The main contribution is the large dataset. But how effective is this dataset when the end effector is changed? Perhaps not that useful.
Key ideas
- Dataset
- 130k episodes of 700 tasks, collected with 13 robots over 17 months.
- Training is collected in robot classroom, modeled after Kitchen 1 (K1).
- Testing is on two kitches, K1 and K2.
- 8 skills (verb), 700 tasks (instructions, verb + noun)
- Model architecture
- Transformer: seq2seq. Inputs (language conditioned images) are mapped to a sequence, and output actions are also mapped to a sequence.
- Language conditioning via FiLM (a way to construct VLM, cf Flamingo. 一种通过语言嵌入来调节视觉活动的经典技术)
- Image: no patchify, flattened to 9x9 tokens, reduced to 8 tokens by TokenLearner. 6 images yields 48 tokens. This is the input to the transformer.
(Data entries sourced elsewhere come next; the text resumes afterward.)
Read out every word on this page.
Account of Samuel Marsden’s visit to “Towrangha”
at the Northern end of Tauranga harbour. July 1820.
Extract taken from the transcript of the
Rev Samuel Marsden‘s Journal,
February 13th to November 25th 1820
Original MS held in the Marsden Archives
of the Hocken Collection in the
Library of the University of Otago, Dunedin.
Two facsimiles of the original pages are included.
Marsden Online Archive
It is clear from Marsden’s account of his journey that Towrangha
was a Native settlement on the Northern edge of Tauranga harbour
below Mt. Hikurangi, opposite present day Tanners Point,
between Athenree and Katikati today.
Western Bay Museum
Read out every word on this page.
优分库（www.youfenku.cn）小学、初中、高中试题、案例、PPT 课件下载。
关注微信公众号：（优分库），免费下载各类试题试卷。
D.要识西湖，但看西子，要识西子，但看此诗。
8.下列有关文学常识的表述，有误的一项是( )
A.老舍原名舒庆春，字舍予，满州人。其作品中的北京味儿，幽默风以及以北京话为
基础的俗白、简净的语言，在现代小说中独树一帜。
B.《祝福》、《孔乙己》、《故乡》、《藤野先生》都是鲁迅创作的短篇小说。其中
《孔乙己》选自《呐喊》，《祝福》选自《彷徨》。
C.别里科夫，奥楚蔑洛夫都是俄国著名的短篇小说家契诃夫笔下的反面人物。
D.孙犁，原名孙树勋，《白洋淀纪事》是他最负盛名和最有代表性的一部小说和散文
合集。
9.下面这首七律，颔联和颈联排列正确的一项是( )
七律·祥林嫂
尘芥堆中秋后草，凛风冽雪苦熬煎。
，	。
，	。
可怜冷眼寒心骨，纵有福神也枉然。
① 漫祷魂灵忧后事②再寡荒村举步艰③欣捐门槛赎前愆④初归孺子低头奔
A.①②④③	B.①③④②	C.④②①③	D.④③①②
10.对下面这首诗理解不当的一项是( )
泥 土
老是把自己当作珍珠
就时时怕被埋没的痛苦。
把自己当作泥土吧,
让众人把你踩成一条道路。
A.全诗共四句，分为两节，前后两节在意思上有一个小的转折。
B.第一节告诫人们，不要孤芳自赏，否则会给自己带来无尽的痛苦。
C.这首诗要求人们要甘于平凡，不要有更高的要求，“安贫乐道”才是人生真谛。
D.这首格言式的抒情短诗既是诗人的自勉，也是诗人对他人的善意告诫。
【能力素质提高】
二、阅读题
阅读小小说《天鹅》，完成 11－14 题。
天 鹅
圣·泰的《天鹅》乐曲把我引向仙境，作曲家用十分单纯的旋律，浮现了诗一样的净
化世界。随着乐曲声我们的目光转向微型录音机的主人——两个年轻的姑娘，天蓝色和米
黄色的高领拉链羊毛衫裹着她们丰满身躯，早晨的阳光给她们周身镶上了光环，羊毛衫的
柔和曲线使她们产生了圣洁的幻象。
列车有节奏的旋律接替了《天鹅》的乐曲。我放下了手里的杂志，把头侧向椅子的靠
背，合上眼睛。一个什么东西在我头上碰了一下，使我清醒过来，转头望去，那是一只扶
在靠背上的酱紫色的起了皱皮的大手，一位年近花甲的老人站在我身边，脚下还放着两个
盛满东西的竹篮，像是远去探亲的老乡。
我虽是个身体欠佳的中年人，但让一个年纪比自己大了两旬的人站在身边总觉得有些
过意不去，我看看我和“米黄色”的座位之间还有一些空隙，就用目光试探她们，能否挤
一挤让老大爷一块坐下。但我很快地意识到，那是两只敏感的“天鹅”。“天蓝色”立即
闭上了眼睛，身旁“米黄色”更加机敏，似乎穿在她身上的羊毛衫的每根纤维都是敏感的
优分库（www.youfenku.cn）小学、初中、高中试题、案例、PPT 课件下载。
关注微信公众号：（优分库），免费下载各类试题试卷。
- BC (behavior cloning) and capped by human demo
- Action formulation 13 DoF
- 7 DoF arm
- 3 DoF base movement
- 3 DoF modes switch: arm, base or termination flag.
- Action Tokenization
- 256 bins, for each variable, the target is mapped into one of the 256 bins.
- Changing this to continuous variable will drop performance significantly (30%+ drop).
- Inference
- 3 Hz.
- Autoregressive generation of actions does not help. Actions are not generated autoregressively, to speed up inference.
- Evaluation and key takeaways
- Simulation helps, a lot.
- Data from other robots of diff morphology helps. However skills cannot be transfered directly, without finetuning with data with the target morphology.
- RT-1 generalizes to new background and objects much better than Gato. This means RT-1 can support long horizon tasks, as many as 50 steps.
- Data diversity > data quantity. Smaller dataset is more useful than a narrower dataset.
Technical details
- HW
- Everyday Robots (EDR) as the main platform. 7 DoF arm, twp-fingered gripper, model base.
- Kuka robots IIWA
- An episode: the full interaction i (instructions), {x_j, a_j} from the starting step to terminating step is referred to as an episode. A binary reward indicating the success of the execution is given at the end of an episode.
- Several dimension to evaluate model: performance, generalization, robustness.
- Mobile manipulation: navigation and manipulation
Notes
- As a product, the model needs to be continuously improved via data close-loop. Consider Mid-journey, Feishu, and Nycle. A small but iterable model is better than a large, non-iterable model.
- How does saycan with RT-1 compare with RT-2? and PaLM-E?